A total of $58.8 bln has been spent on electric vehicles while subsidies for battery cars will phase out in 2020. Under the NEV “cap and trade” system, any company that makes 30,000 cars or more needs to earn enough credits to match 10% of its output. So a car company manufacturing the minimum would need to earn 3,000 credits. A NEV can receive between two and six credits depending on how far it can travel before being recharged; an FCEV is receiving 5 credits. So if a carmaker makes 30,000 cars, it could hit its quota by manufacturing 600 FCEV while a BEV producer with three credits would have to produce 1000 BEC to reach the quota of 10%.

A 2018 ICCT report on the NEV policy indicated that “depending on the NEV technology path that manufacturers choose, the rule would require production of 2.2 million to 8.7 million new energy passenger cars in 2016-2020( including PHEV with only two credits, , EHA). Based on our best estimates of the electric range of passenger electric cars, we estimate ~3 credits per vehicle. This means that China’s NEV share of new passenger vehicle sales will go from about 1% in 2016 to roughly 2% in 2017, then about 3% in 2019 and 4% in 2020. Annual NEV sales in 2016 totalled 340.000. Combined with NEVs in the commercial sector, the Chinese government would achieve its cumulative target of 5 million NEV sales in 2020. ” In case of a 8.7 mln NEV by 2020 this would translate in a production of 3.7 mln NEV for export…..

The global number of electric and plug-in hybrid cars  and private charging stations exceeded 3 million in 2017 (430.000 pubic of which 25% fast chargers), a 54% increase compared with 2016, according to the latest edition of the International Energy Agency’s Global Electric Vehicles Outlook.
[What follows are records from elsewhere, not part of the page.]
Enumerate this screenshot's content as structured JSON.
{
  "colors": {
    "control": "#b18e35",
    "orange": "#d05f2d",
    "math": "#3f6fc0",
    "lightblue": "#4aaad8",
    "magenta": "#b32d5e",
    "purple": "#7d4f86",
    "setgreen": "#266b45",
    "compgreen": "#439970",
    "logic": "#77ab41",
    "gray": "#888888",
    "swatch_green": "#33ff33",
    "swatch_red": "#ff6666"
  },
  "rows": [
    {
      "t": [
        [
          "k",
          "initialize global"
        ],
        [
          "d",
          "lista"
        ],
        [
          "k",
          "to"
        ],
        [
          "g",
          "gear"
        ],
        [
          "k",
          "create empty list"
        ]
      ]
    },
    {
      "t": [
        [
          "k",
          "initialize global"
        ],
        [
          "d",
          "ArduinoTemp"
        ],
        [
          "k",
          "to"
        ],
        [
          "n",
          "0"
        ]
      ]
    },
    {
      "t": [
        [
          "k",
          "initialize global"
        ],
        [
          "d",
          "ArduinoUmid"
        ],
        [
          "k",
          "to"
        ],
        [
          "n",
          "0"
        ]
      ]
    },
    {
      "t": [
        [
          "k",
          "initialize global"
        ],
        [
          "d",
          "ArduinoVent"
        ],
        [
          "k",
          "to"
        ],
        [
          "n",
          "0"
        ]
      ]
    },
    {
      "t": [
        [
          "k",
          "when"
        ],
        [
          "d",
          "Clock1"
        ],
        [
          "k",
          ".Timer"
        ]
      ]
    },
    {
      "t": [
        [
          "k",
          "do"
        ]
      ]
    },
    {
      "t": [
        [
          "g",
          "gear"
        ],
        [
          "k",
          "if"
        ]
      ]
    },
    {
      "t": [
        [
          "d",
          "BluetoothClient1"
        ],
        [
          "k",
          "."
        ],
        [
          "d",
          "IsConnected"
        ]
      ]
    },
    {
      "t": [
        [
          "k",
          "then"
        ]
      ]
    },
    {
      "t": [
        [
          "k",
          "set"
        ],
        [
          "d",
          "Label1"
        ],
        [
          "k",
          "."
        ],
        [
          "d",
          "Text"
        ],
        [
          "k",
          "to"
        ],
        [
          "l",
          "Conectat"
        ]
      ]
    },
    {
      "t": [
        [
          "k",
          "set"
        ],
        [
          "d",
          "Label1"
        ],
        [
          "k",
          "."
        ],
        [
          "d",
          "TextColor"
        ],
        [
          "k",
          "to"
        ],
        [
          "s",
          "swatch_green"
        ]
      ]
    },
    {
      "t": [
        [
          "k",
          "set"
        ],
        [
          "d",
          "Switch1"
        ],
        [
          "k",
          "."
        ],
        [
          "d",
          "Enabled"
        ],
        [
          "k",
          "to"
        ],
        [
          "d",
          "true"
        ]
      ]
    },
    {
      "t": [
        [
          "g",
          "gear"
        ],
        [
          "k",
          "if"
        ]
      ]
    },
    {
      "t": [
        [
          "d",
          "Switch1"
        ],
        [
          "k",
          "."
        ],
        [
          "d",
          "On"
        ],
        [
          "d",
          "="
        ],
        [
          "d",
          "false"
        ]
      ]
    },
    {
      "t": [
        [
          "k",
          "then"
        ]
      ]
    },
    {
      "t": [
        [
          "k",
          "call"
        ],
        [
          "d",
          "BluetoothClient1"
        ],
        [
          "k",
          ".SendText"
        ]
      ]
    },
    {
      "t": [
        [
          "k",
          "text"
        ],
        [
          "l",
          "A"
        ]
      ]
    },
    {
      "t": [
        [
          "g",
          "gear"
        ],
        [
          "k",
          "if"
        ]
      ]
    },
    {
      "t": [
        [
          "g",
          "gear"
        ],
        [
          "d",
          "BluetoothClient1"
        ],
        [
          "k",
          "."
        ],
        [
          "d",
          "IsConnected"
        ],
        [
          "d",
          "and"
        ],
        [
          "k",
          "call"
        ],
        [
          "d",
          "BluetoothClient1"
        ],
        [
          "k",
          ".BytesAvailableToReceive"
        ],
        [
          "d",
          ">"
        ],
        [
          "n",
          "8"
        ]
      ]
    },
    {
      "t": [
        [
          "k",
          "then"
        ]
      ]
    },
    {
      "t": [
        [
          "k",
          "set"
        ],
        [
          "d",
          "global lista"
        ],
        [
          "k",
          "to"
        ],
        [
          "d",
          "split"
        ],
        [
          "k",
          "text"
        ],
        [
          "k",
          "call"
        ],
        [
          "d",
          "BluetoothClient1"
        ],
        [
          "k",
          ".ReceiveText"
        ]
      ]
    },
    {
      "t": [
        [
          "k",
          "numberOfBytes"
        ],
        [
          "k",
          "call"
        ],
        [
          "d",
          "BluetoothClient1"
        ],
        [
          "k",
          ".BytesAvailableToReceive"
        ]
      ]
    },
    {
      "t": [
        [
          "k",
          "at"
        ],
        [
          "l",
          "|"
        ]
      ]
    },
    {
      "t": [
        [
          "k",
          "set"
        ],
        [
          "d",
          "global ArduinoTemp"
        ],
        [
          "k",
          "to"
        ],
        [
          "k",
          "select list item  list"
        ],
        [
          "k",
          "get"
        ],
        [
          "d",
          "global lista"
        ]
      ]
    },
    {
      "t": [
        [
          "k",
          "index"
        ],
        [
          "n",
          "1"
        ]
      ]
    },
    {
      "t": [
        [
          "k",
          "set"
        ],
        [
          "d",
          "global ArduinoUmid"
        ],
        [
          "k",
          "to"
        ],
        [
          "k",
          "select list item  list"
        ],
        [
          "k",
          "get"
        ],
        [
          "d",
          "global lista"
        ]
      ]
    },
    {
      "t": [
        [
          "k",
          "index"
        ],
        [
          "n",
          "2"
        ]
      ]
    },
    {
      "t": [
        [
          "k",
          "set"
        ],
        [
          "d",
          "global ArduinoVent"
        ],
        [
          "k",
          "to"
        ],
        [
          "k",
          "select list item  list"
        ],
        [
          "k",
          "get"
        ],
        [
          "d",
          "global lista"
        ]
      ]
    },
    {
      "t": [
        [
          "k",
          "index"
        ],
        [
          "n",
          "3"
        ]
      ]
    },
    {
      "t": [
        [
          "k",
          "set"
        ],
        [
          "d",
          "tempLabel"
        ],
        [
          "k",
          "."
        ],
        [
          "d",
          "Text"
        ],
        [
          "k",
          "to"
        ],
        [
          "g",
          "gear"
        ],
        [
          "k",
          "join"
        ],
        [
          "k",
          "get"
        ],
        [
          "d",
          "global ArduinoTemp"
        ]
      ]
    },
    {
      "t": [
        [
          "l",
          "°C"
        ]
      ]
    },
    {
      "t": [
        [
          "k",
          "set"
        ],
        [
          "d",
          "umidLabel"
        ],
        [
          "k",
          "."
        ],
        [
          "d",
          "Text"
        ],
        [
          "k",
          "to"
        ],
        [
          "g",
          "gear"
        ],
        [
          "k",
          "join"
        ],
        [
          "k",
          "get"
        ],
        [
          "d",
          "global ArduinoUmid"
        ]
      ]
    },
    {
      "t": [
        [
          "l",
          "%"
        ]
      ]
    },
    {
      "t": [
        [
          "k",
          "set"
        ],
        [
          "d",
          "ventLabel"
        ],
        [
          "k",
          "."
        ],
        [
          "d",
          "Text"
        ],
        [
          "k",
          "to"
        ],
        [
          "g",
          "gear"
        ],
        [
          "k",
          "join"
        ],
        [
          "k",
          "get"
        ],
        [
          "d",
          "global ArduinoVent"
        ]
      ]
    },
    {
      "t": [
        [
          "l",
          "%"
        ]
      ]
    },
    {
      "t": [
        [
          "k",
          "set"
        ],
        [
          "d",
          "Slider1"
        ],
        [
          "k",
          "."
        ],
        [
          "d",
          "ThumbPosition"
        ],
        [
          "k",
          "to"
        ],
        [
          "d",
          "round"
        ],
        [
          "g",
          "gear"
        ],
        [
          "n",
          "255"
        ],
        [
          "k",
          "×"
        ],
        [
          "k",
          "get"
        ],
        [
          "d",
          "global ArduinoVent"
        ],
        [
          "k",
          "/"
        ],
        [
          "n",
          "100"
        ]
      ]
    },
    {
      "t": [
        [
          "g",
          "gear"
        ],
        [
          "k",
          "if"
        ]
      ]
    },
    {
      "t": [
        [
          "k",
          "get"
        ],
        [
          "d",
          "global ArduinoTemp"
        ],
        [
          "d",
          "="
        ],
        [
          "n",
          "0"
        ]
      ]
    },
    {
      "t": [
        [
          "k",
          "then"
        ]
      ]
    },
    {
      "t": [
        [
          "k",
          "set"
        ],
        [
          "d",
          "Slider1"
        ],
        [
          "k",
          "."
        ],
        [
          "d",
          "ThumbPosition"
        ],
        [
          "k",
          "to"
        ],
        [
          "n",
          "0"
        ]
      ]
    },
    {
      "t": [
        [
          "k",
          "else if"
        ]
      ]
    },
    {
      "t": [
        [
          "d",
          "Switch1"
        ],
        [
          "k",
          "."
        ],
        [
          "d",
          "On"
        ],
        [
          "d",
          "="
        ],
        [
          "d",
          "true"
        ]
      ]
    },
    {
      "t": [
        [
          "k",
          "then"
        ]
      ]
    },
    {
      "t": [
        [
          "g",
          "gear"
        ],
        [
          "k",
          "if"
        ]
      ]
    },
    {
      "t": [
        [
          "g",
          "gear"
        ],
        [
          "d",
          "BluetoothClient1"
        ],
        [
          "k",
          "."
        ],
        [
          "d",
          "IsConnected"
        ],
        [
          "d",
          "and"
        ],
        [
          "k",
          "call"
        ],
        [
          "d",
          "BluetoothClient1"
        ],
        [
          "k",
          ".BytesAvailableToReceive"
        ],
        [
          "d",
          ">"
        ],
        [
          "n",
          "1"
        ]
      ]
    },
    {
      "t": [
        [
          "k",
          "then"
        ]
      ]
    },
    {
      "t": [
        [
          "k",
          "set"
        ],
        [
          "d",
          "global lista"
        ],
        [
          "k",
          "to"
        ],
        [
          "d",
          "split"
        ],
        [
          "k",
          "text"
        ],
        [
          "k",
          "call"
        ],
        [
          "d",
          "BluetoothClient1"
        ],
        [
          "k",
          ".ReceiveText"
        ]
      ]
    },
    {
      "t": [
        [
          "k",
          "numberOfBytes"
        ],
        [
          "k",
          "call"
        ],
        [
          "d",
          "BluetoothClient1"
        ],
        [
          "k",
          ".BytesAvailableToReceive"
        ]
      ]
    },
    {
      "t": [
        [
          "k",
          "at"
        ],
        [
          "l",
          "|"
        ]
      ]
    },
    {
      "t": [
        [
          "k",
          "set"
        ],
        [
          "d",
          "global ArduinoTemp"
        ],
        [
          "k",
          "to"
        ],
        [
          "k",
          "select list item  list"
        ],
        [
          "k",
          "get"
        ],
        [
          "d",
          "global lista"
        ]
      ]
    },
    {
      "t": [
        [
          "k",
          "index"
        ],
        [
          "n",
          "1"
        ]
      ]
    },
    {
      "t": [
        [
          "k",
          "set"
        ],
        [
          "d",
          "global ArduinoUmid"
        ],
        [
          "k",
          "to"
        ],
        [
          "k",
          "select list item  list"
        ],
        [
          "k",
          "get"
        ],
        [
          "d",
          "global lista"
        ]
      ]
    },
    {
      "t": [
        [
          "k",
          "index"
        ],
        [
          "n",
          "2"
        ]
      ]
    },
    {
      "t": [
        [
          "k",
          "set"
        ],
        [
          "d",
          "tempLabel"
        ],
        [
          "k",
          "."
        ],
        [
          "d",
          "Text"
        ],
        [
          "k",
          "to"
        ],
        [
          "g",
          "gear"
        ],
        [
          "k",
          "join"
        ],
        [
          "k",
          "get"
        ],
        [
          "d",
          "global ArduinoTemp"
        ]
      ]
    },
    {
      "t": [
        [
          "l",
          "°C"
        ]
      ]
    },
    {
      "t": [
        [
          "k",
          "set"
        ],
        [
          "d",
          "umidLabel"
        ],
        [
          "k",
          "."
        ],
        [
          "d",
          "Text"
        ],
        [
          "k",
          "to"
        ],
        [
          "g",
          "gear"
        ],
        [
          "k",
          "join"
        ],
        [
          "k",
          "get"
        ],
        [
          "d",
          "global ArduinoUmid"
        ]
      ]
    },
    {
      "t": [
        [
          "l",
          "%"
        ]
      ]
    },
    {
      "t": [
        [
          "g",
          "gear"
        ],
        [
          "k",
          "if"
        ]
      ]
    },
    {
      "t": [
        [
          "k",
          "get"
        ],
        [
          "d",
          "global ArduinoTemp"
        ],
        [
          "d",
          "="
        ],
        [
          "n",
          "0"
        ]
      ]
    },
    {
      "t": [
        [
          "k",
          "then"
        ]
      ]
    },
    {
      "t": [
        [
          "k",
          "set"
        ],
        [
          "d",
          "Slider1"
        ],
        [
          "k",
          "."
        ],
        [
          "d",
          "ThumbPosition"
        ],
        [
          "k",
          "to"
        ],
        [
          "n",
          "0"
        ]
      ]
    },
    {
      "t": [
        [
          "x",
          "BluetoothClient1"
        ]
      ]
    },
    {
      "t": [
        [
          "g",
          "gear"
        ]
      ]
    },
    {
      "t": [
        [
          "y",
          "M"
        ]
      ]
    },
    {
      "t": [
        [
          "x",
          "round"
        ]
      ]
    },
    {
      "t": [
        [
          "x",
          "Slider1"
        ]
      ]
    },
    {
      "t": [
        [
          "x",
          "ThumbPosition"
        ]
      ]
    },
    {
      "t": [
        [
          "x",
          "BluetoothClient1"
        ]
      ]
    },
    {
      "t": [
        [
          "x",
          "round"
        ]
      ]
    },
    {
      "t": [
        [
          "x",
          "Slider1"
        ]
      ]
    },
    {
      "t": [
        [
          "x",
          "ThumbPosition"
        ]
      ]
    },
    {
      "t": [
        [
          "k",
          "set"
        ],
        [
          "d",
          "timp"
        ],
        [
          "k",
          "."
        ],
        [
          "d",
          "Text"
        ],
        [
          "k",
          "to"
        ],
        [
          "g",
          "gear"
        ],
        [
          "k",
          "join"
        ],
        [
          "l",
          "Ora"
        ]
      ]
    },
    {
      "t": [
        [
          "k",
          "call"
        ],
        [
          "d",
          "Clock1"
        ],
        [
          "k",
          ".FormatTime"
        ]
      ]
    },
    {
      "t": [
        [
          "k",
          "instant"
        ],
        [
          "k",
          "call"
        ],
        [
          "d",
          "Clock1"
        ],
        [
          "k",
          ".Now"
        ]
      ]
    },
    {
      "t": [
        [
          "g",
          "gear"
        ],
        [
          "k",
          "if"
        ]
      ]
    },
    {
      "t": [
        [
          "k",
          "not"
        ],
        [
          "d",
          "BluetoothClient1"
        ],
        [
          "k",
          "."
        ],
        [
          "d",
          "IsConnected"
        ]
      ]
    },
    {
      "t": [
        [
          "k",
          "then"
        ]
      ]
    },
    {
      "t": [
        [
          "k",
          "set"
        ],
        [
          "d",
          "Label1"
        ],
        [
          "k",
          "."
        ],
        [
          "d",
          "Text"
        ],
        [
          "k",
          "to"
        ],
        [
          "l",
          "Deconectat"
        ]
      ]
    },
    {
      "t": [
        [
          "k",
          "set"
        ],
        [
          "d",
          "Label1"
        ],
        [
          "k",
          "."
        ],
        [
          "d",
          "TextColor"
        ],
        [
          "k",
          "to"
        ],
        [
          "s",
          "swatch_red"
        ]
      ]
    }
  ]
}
Nearly 580,000 electric cars were sold in China in 2017 (half of global sales), a 72% increase from 2016. The United States 280,000 cars sold in 2017, up from 160,000 in 2016. Electric cars accounted for 39% of new car sales in Norway, making it the world leader in electric vehicle (EV) market share. In Iceland, new EV sales were 12% of the total while the share reached 6% in Sweden. Germany and Japan also sawsales more than doubling  from  2016 levels as well.  In 2017, the stock of electric buses rose to 370,000 from 345,000 in 2016, and electric two-wheelers reached 250 million. China accounts for more than 99% of both electric bus and two wheeler sales.

As a comparison: Denmark as the first of  EHA country briefs on FCEV and HRS developments and accompanying CO2 figures. Denmark currently has a total of 84 Fuel Cell Electric Vehicles (FCEV) on its roads, according to data gathered on Statistics Denmark, and 10 hydrogen refuelling stations. This has been realised by many FCH JU projects since 2009 along with the TEN-T program since 2012. In April 2018, a report published by Brintbranchen (Hydrogen Denmark)  stated the FCEV distribution in the country, with 62% used by the municipalities whereby the public and private sectors share 18% and 12%, respectively and 8% is owned by households for personal use. The first hydrogen-fuelled cars were deployed in 2013 and mainly used by the municipalities to promote its use. The Mercedez Benz announcement of last November on their launch in 2022 of several FCEV models is pointing to only private use.